Changes made throughout the Document

• Changed the version of the specification from 1.2 to 1.3.

Changes to Policy Configuration Contract

Translating Security Constraints:

• In Section 3.1.3.1, “Translating security-constraint Elements”, clarified the description of the HTTP methods to which a constraint applies to accommodate the introduction, by Servlet 3.0, of http-method-omission elements. Servlet 3.0 defines the http-method-omission element to support the use of the @RolesAllowed, @PermitAll, @DenyALL, and @TransportProtected annotations.

• Added a new minor subsection called, “Combining Http Methods”, to establish the rules for determining to which HTTP methods a constraint applies. The rules were defined to include support for http-method-omission lists, and such that they are backward compatible with applications that employs a prior version deployment descriptor schema (that does not support http-method-omission elements).

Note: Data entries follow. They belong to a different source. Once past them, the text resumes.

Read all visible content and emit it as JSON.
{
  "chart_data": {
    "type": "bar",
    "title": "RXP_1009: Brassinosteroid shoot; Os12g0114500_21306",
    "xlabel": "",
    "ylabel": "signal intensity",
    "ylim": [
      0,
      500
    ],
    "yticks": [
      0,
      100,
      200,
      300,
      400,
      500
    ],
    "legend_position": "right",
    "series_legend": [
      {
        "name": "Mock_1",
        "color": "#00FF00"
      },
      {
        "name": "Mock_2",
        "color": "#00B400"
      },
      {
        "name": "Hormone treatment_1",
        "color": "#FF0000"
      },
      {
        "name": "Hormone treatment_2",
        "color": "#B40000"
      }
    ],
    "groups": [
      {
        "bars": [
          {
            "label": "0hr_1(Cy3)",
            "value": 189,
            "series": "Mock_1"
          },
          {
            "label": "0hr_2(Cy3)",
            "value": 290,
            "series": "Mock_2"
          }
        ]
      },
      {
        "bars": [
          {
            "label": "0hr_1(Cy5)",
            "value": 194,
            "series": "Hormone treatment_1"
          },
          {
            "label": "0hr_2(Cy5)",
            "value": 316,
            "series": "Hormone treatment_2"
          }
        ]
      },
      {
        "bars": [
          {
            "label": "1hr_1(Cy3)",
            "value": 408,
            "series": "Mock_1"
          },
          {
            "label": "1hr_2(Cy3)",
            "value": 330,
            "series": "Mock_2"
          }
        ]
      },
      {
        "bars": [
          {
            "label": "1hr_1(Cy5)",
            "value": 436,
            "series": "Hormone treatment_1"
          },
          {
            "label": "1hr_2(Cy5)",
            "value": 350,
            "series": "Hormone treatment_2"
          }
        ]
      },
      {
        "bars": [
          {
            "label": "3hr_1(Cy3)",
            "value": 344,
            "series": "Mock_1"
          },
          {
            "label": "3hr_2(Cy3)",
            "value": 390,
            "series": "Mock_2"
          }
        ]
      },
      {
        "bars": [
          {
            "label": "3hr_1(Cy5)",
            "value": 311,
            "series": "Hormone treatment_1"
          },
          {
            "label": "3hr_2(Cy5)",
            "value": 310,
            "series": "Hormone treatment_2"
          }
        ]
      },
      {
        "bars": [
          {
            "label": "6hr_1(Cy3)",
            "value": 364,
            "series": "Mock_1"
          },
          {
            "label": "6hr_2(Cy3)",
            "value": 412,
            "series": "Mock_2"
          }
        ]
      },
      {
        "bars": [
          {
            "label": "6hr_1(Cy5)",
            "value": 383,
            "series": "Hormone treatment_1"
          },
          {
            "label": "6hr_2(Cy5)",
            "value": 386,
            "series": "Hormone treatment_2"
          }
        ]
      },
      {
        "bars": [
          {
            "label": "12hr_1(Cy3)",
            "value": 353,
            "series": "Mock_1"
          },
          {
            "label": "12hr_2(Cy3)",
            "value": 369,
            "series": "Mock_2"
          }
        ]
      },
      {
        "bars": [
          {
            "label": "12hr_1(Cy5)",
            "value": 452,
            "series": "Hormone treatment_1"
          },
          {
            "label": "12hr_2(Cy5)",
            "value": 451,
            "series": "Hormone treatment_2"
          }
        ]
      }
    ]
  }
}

Security Constraint Translation Example:

• In Section 3.1.3.4, “Example”, modified the excluding auth-constraint to demonstrate the use of an http-method-omission list. Also changed TABLE 3-5 (which contains the result of the translation) to reflect the change to the auth-constraint.

EJB Security Role Ref Translation:

• . Added a footnote to Section 3.1.5.3, “Translating EJB security-role-ref Elements”, to clarify, by example, the requirement to create additional EJBRoleRefPermission objects to support optional declaration of security-role-ref elements.